D’abord, au sortir de Mandalay, Amarapura, une capitale au milieu du siècle dernier, aujourd’hui une jungle : des éclats verts, des profondeurs d’ombre, une magnificence lourde et fraîche sur la berge plate du fleuve. Et de ces masses végétales, avec les fusées d’aréquiers, sortent les grands cônes religieux, les spires, les étages de toits pointus, les monumens abandonnés, dont la mort est si récente qu’ils portent encore les couleurs de la vie, — quelques-uns de la jeunesse, tant leur blancheur est pure, tant leurs ors étincellent et semblent neufs dans l’exubérante verdure. Chacun d’eux suffirait à la gloire d’une ville ; mais par groupes ils s’espacent sur une longueur de plusieurs lieues, dans cette forêt de splendeur et de silence dont la solitude est sacrée. Sans bruit aucun, tout cela défile le long de la grande eau, comme une toile de théâtre glissant dans sa rainure, comme une irréelle vision évoquée par quelque magie, et qui n’est plus, puisque nous avons passé, puisque nul œil à présent n’est là pour en refléter les mystères…

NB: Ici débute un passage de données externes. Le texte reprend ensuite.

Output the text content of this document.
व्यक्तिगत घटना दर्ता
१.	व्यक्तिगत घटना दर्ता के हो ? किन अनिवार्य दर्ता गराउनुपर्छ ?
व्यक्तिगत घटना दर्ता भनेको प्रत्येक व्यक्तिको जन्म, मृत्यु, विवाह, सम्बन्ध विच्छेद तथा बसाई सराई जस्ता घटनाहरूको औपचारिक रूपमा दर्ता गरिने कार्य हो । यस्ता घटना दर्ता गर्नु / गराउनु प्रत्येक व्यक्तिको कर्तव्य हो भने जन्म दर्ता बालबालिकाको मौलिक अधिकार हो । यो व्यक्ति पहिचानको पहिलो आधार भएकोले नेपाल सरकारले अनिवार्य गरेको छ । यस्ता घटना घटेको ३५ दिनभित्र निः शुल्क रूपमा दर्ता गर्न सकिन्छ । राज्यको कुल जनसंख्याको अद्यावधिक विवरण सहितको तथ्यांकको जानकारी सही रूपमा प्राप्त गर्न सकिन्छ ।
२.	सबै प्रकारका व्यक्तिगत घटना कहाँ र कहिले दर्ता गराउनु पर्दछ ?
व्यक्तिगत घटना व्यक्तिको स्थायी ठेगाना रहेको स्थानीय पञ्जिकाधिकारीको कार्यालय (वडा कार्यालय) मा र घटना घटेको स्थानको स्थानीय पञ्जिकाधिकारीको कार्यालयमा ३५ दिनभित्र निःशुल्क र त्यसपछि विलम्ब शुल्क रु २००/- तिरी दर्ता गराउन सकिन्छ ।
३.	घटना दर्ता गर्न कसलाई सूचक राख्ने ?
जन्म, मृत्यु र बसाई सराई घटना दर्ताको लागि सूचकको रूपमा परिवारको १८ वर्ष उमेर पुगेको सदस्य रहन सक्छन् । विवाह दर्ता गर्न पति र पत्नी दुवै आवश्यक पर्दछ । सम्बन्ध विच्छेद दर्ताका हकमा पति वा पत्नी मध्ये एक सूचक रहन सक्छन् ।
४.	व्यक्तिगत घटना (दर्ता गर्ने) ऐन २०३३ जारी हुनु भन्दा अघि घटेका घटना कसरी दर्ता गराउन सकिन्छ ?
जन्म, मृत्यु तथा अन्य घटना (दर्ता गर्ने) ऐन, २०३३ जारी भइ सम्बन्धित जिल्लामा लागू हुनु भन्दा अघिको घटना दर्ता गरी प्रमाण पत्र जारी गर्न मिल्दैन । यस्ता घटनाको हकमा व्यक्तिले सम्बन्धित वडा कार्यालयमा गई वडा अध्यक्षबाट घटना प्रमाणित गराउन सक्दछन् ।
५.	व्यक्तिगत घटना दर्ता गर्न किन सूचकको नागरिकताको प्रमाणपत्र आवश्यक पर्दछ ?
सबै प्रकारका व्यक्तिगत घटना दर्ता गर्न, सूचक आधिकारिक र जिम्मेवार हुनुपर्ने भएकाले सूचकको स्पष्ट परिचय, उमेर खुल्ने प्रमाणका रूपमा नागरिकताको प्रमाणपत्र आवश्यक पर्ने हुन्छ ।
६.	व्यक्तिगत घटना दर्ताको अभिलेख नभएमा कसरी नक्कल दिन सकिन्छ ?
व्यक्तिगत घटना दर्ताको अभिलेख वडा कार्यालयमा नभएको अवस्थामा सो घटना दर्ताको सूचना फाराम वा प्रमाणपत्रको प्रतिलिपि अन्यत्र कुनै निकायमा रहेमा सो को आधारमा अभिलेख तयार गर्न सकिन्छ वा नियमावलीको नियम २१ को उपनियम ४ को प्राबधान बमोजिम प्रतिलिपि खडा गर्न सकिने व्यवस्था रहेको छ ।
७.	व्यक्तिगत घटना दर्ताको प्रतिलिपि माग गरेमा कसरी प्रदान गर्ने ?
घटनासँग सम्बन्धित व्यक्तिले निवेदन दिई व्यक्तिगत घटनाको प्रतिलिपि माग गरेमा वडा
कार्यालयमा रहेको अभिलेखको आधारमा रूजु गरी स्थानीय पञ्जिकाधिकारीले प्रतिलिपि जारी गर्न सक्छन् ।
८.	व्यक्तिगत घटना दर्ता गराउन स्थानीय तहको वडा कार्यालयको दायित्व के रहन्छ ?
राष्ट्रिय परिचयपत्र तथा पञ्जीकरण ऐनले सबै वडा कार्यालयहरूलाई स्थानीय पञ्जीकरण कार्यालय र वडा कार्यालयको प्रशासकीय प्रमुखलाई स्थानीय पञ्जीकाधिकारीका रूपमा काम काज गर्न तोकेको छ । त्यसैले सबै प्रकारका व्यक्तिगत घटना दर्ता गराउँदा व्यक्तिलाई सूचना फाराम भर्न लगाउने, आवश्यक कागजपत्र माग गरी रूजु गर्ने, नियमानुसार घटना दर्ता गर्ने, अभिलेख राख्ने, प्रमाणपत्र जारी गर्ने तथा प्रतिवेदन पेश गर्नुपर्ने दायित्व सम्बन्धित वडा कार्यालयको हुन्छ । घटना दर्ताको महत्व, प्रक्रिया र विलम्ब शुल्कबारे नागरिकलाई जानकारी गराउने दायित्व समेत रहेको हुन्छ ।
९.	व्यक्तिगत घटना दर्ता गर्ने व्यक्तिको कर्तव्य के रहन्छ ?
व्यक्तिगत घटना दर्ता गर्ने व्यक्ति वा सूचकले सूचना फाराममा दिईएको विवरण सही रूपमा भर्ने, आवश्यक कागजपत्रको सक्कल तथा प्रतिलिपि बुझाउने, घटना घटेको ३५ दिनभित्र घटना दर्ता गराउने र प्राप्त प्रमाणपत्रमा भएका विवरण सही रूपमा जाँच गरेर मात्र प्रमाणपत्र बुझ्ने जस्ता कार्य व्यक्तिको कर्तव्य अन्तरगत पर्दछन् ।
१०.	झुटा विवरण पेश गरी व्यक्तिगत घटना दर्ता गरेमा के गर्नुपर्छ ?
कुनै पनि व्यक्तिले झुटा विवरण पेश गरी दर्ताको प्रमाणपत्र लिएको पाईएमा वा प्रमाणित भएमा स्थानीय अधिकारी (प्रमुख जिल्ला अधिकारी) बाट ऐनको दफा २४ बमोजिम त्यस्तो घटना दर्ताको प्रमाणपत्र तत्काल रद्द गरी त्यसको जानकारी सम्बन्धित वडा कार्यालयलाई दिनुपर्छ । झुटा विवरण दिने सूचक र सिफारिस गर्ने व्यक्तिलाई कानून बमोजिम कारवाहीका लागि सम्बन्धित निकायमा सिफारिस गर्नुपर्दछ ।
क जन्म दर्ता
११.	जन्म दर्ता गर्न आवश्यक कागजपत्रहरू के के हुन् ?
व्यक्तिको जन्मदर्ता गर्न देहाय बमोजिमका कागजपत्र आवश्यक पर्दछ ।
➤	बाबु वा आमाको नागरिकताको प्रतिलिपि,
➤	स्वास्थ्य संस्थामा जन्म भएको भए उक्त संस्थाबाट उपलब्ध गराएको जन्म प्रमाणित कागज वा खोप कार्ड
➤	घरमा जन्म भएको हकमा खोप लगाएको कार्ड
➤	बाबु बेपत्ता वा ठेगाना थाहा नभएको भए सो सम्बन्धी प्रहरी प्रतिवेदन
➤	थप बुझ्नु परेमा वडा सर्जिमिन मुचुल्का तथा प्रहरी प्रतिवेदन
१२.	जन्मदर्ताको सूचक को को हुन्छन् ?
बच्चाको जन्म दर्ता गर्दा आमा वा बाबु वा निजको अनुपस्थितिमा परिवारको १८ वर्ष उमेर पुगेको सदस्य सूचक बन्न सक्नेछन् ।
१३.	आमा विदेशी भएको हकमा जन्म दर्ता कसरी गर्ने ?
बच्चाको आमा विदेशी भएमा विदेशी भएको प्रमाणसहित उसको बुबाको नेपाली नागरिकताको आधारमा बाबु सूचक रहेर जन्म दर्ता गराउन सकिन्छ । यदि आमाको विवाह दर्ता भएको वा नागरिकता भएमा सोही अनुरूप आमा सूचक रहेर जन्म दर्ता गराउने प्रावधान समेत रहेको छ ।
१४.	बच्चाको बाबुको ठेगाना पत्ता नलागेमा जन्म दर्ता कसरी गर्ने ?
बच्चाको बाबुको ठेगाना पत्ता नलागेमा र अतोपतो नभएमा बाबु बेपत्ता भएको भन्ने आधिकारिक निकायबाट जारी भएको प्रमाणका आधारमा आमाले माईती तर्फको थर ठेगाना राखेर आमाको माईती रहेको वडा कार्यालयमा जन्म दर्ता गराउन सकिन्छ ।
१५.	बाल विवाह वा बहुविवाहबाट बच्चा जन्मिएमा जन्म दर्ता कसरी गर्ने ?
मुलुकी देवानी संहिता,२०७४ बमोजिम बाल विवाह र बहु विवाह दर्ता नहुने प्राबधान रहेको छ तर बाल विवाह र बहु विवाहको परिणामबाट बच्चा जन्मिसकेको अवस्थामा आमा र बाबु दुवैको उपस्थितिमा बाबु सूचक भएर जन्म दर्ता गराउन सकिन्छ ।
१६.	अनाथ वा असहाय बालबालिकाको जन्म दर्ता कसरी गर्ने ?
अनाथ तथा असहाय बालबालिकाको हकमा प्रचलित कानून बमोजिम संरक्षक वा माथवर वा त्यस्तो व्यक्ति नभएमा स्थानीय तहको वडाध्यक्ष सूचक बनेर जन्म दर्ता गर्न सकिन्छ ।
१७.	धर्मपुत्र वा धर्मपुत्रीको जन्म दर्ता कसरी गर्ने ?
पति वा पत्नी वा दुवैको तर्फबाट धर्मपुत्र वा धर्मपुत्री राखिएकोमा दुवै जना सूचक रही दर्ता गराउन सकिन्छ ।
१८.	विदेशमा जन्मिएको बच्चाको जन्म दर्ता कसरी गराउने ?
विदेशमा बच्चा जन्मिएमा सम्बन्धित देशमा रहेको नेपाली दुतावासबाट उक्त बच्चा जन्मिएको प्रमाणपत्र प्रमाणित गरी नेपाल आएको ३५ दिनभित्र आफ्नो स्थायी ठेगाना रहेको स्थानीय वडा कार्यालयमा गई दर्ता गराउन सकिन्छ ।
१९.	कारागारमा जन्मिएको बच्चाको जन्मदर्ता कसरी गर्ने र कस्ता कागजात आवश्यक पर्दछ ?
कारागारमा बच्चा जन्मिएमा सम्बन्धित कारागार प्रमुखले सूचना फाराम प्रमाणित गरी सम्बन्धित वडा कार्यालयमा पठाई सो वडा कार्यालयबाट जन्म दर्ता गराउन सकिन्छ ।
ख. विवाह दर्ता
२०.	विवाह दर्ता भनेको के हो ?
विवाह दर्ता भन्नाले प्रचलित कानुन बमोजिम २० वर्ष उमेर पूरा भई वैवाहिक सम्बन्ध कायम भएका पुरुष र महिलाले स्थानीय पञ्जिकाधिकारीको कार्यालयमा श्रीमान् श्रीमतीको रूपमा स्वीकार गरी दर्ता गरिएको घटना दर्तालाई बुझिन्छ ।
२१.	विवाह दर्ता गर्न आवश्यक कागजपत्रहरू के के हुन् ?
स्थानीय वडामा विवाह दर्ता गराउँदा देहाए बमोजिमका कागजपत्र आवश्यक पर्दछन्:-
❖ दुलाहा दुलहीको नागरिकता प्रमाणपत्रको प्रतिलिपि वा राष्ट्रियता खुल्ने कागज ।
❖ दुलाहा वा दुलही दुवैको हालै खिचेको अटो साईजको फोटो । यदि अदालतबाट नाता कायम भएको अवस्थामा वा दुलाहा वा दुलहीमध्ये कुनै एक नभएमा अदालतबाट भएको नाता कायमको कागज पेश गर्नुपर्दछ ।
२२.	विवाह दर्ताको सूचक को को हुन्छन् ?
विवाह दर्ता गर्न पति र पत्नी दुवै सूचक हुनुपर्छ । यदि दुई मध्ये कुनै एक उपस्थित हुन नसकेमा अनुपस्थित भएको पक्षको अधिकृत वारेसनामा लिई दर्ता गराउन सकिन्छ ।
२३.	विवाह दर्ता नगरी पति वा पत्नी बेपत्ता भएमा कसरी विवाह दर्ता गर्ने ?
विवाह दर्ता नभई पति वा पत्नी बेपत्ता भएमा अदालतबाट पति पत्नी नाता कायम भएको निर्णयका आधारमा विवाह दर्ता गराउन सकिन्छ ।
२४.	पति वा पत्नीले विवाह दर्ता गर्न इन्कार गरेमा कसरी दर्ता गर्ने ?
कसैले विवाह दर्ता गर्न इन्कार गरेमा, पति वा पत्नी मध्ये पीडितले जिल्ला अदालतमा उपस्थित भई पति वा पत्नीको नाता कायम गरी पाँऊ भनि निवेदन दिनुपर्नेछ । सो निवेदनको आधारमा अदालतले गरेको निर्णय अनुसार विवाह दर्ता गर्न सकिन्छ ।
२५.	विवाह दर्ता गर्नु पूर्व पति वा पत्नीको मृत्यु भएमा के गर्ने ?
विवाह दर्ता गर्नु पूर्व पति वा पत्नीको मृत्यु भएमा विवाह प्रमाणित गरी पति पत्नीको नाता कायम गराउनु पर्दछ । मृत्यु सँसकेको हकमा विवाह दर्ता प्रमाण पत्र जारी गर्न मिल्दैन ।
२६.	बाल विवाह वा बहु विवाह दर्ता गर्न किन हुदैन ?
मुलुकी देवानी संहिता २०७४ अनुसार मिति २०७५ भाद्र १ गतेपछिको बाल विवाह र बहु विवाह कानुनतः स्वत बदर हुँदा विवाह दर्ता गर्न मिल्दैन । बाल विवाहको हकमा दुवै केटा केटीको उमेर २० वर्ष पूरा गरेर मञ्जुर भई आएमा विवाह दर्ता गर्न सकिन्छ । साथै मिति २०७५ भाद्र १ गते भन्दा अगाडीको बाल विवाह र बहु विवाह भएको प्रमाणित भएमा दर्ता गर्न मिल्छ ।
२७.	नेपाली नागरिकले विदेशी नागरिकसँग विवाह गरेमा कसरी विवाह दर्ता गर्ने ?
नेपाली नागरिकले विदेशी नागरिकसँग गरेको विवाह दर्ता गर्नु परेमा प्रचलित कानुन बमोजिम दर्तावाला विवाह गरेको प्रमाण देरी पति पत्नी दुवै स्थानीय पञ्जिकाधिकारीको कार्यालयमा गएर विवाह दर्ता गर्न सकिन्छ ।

Puis l’ordinaire campagne birmane : plages claires, nues comme des grèves de marée basse, gerbes de cocotiers, puissans dômes de teks, de jacquiers, flamboyans en fleurs, rubans de collines ondulant au loin, et souvent encore des épaisseurs de forêts murant le fleuve et, sur les hauteurs, sur les plages, entre les arbres, toujours la même trace de l’homme : des groupes de pagodes-sonnettes, blanches comme du riz, — leurs panses, leurs pointes ciselées, plissées de broderies, le hti léger coiffant toujours de sa filigrane leur aiguille d’or. Les plus lointaines ont l’air de grandes javelles posées sur les collines après la moisson.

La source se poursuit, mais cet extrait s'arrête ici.